La Ligue des Familles milite pour que le temps de midi soit au moins considéré comme un temps scolaire. Certaines écoles pratiquent le 'droit de chaise', autour de 2€, juste pour s’asseoir le temps de midi avec sa boîte à tartines. C’est humiliant pour les enfants qui doivent s’asseoir par terre si les parents n’ont pas payé.

Ces frais sont légaux mais ils posent question : combien de parents ont le temps d’aller rechercher leur enfant pour le temps de midi ? On n’a souvent pas le choix.

D’autres dérives existent, quand par exemple l’école ou des parents d’autres élèves font pression sur les enfants qui ne peuvent pas participer au voyage extra-scolaire, dont le prix est exorbitant.


Des pratiques illégales

L’école peut proposer mais ne peut pas imposer aux parents d’acheter le t-shirt de gym avec le logo de l’école, de faire payer pour les photocopies en maternelle et en primaire (en secondaire, le plafond est fixé à 75€). C’est illégal. La FWB interdit aux écoles de demander ce genre de frais supplémentaires, mais dans la pratique, c’est impossible à contrôler. On assiste alors à des pressions, à des situations difficiles.

Il faut savoir qu’en tant que parent, on a des droits.

  • L’association des parents peut aider et répondre aux questions.
  • La direction de l’école également peut être interpellée.
  • La FWB a un médiateur à qui on peut écrire pour voir ce à quoi on a droit.
  • Et enfin l’Administration générale de l’Enseignement, que l’on peut contacter pour obtenir des réponses et où l’on peut porter plainte si problème.


Les choses bougent

Les choses bougent, avec ces actions de la Ligue des Familles et d’autres associations, pour ce qui concerne l’extra-scolaire.
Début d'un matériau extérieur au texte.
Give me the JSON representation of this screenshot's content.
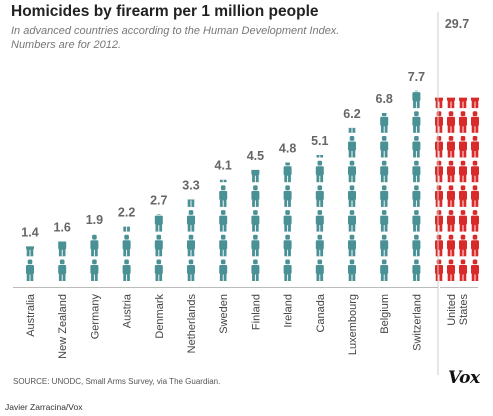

La Fédération Wallonie Bruxelles a introduit quelques nouveautés en cette rentrée scolaire, pour renforcer cette gratuité :

  • les frais d’équipement, de matériel sont totalement couverts par la FWB, environ 50 € sont ainsi alloués à chaque enfant, dans un objectif d’accessibilité à l’école pour tous. Cette action commence cette année par la 1e maternelle. L’an prochain, l’action concernera la 2e maternelle, puis la 3e, et devrait ensuite s’étendre en primaire et en secondaire.
  • le gouvernement wallon a mis en place des titres services pour les prestations de transport et de garde d’enfants.
  • L’école ne peut désormais plus réclamer aux parents plus de 45€ par année scolaire pour les sorties sportives et culturelles. Et pour un déplacement avec une nuit : 100€. Des sanctions et des contrôles seront mis en place.

Yasmine Lamisse suggère pour sa part davantage de plafonnement pour les coûts de sorties ou de voyages scolaires, des tarifs réduits pour les familles nombreuses ou monoparentales, ou une heure ou deux de garderie gratuite.